Posted by: Robert Mitchell Jr. at May 4, 2006 11:07 AMOJ, would you believe your example has happened to us, I'd guess more than once. Noam, the Japanese shot down an f-22 with another f-22 during training. Otherwise where were f22's ever engaged against a credible world class fighter and pilot. And let's not forget the vaunted invisible Nighthawk F-117 that was shot down by the 3rd world Serbs a few years back. And how are the Humvees holding up to IED's, and we learned the indestructible Abrams could be taken down by infantry level antitank weapons.
I'll make my point: When the military wants increased budgets to keep our technological edge. We'd better support it because the fact is that's all we have and it's not that overwhelming.
I've read some of you grousing about increasing the military budget on this blog not too long ago. I'd remind you who did so that the edge we have is fragile and must be maintained, American exceptionalism or not.
Posted by: Genecis at May 4, 2006 12:01 PM Thank your for your thoughts, Genecis. We want a smaller military budget because our edge is huge, and we want it to get bigger. Our edge is our economy. When we need a military, we can build to taste. The only trick is making sure that the money went to the military, not the CC people.
We do take hits on the battlefield. If you want perfection, die and go to Heaven. But we are losing less people at war then we have in peacetime. Clue.
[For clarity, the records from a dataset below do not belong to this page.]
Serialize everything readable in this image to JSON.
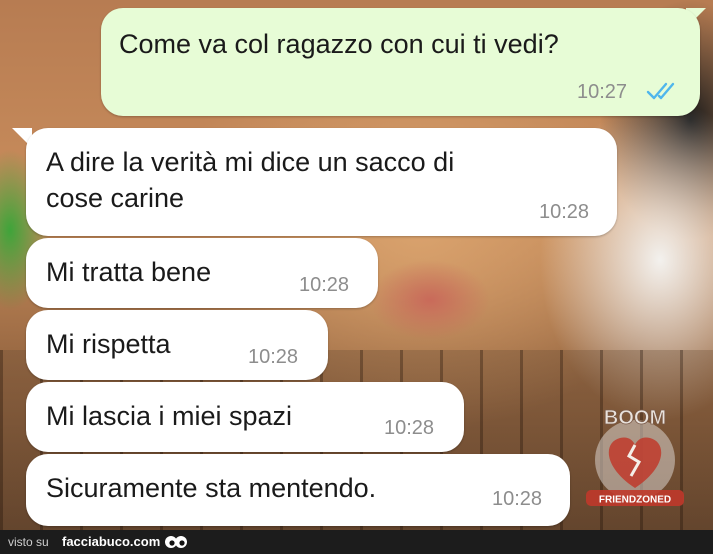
{
  "outgoing": {
    "text": "Come va col ragazzo con cui ti vedi?",
    "time": "10:27",
    "status_icon": "double-check-read-icon",
    "tick_color": "#4fb6ec"
  },
  "incoming": [
    {
      "text": "A dire la verità mi dice un sacco di\ncose carine",
      "time": "10:28"
    },
    {
      "text": "Mi tratta bene",
      "time": "10:28"
    },
    {
      "text": "Mi rispetta",
      "time": "10:28"
    },
    {
      "text": "Mi lascia i miei spazi",
      "time": "10:28"
    },
    {
      "text": "Sicuramente sta mentendo.",
      "time": "10:28"
    }
  ],
  "watermark": {
    "top_text": "BOOM",
    "bottom_text": "FRIENDZONED",
    "icon": "broken-heart-icon"
  },
  "footer": {
    "prefix": "visto su",
    "site": "facciabuco.com",
    "icon": "eyes-icon"
  },
  "colors": {
    "outgoing_bubble": "#e7fcd6",
    "incoming_bubble": "#ffffff",
    "time_text": "#8d8d8d"
  }
}
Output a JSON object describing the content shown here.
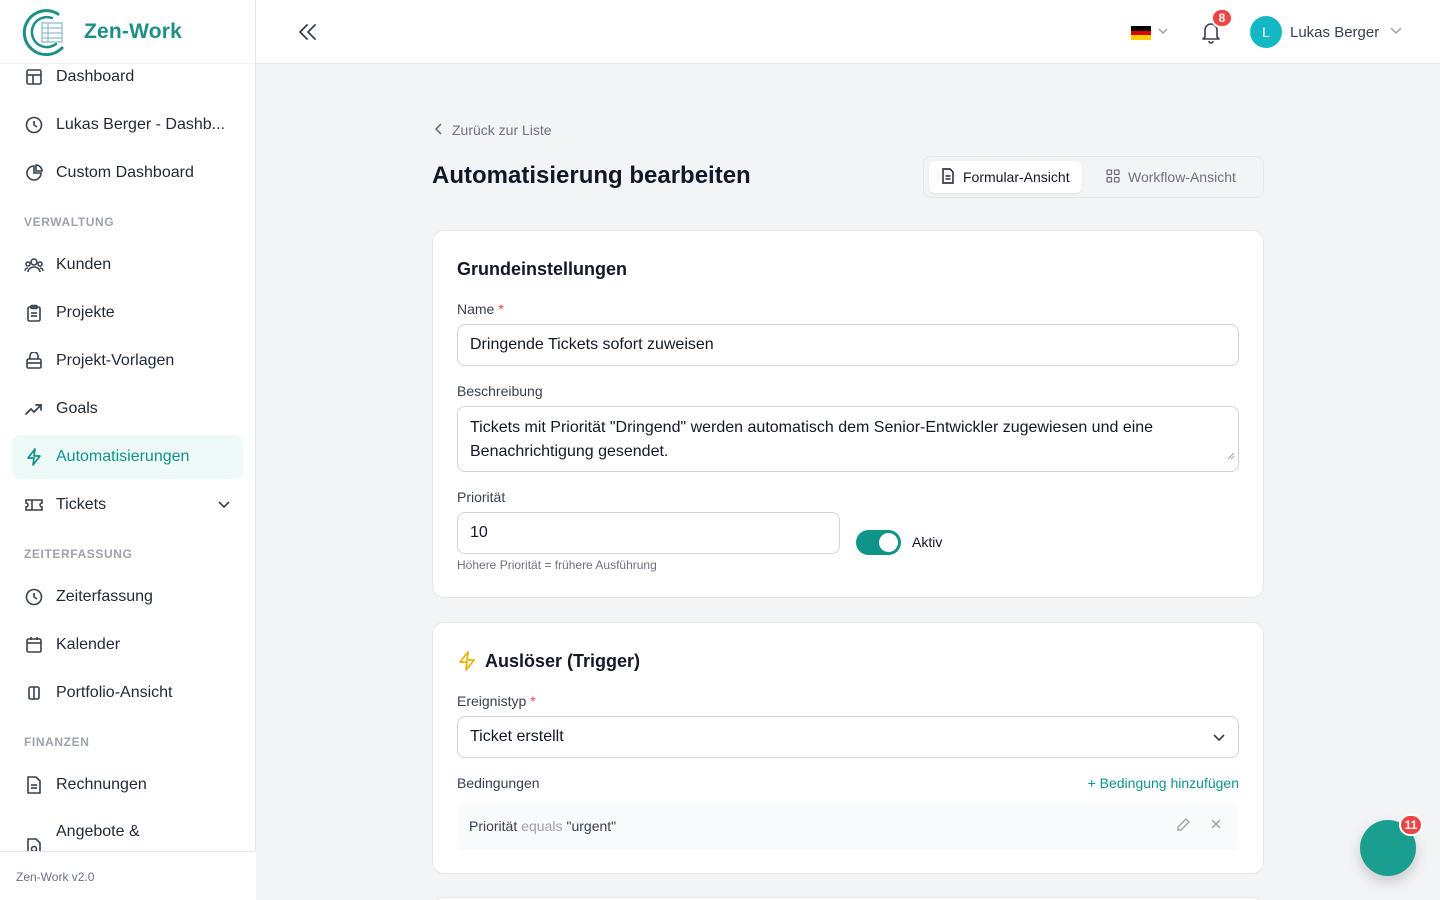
{
  "brand": {
    "name": "Zen-Work",
    "version": "Zen-Work v2.0"
  },
  "sidebar": {
    "items": [
      {
        "label": "Dashboard",
        "icon": "dashboard-icon"
      },
      {
        "label": "Lukas Berger - Dashb...",
        "icon": "clock-icon"
      },
      {
        "label": "Custom Dashboard",
        "icon": "pie-chart-icon"
      },
      {
        "label": "Kunden",
        "icon": "users-icon"
      },
      {
        "label": "Projekte",
        "icon": "clipboard-icon"
      },
      {
        "label": "Projekt-Vorlagen",
        "icon": "template-icon"
      },
      {
        "label": "Goals",
        "icon": "trending-up-icon"
      },
      {
        "label": "Automatisierungen",
        "icon": "lightning-icon",
        "active": true
      },
      {
        "label": "Tickets",
        "icon": "ticket-icon",
        "expandable": true
      },
      {
        "label": "Zeiterfassung",
        "icon": "clock-icon"
      },
      {
        "label": "Kalender",
        "icon": "calendar-icon"
      },
      {
        "label": "Portfolio-Ansicht",
        "icon": "columns-icon"
      },
      {
        "label": "Rechnungen",
        "icon": "invoice-icon"
      },
      {
        "label": "Angebote &",
        "icon": "offer-icon"
      }
    ],
    "sections": [
      "VERWALTUNG",
      "ZEITERFASSUNG",
      "FINANZEN"
    ]
  },
  "topbar": {
    "notification_count": "8",
    "user_initial": "L",
    "user_name": "Lukas Berger",
    "language": "de"
  },
  "page": {
    "back_label": "Zurück zur Liste",
    "title": "Automatisierung bearbeiten",
    "view_form": "Formular-Ansicht",
    "view_workflow": "Workflow-Ansicht"
  },
  "basic": {
    "title": "Grundeinstellungen",
    "name_label": "Name",
    "name_value": "Dringende Tickets sofort zuweisen",
    "desc_label": "Beschreibung",
    "desc_value": "Tickets mit Priorität \"Dringend\" werden automatisch dem Senior-Entwickler zugewiesen und eine Benachrichtigung gesendet.",
    "priority_label": "Priorität",
    "priority_value": "10",
    "priority_hint": "Höhere Priorität = frühere Ausführung",
    "active_label": "Aktiv",
    "active": true
  },
  "trigger": {
    "title": "Auslöser (Trigger)",
    "event_label": "Ereignistyp",
    "event_value": "Ticket erstellt",
    "conditions_label": "Bedingungen",
    "add_condition": "+ Bedingung hinzufügen",
    "condition": {
      "field": "Priorität",
      "operator": "equals",
      "value": "\"urgent\""
    }
  },
  "chat": {
    "badge": "11"
  },
  "colors": {
    "accent": "#0e9488",
    "brand": "#1f8f86",
    "danger": "#ef4444",
    "active_bg": "#eefaf8"
  }
}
Thank you for your thoughts Robert. Small Chinese in cotton batten coats and canvas sneakers during the dead of winter and then through three more years fought us to a draw. I was there Robert and took a hit besides. It was a damn good thing we controlled the air space. My weapon was designed before WW1 and three of them served as the squads automatic fire base. We had the technological edge because in the beginning half of the Chinese had no weapons, just grenades. We did some budget cutting after ww2 also.
Posted by: Genecis at May 4, 2006 3:54 PMThank you for your service, Genecis. The Korean war looked like a failure of civilian leadership to me. The money when to the CC people, not the economy. We had a much larger technological edge, but didn't us it because that would have been an act of war. The size of the military budget won't help, if the civilians choke.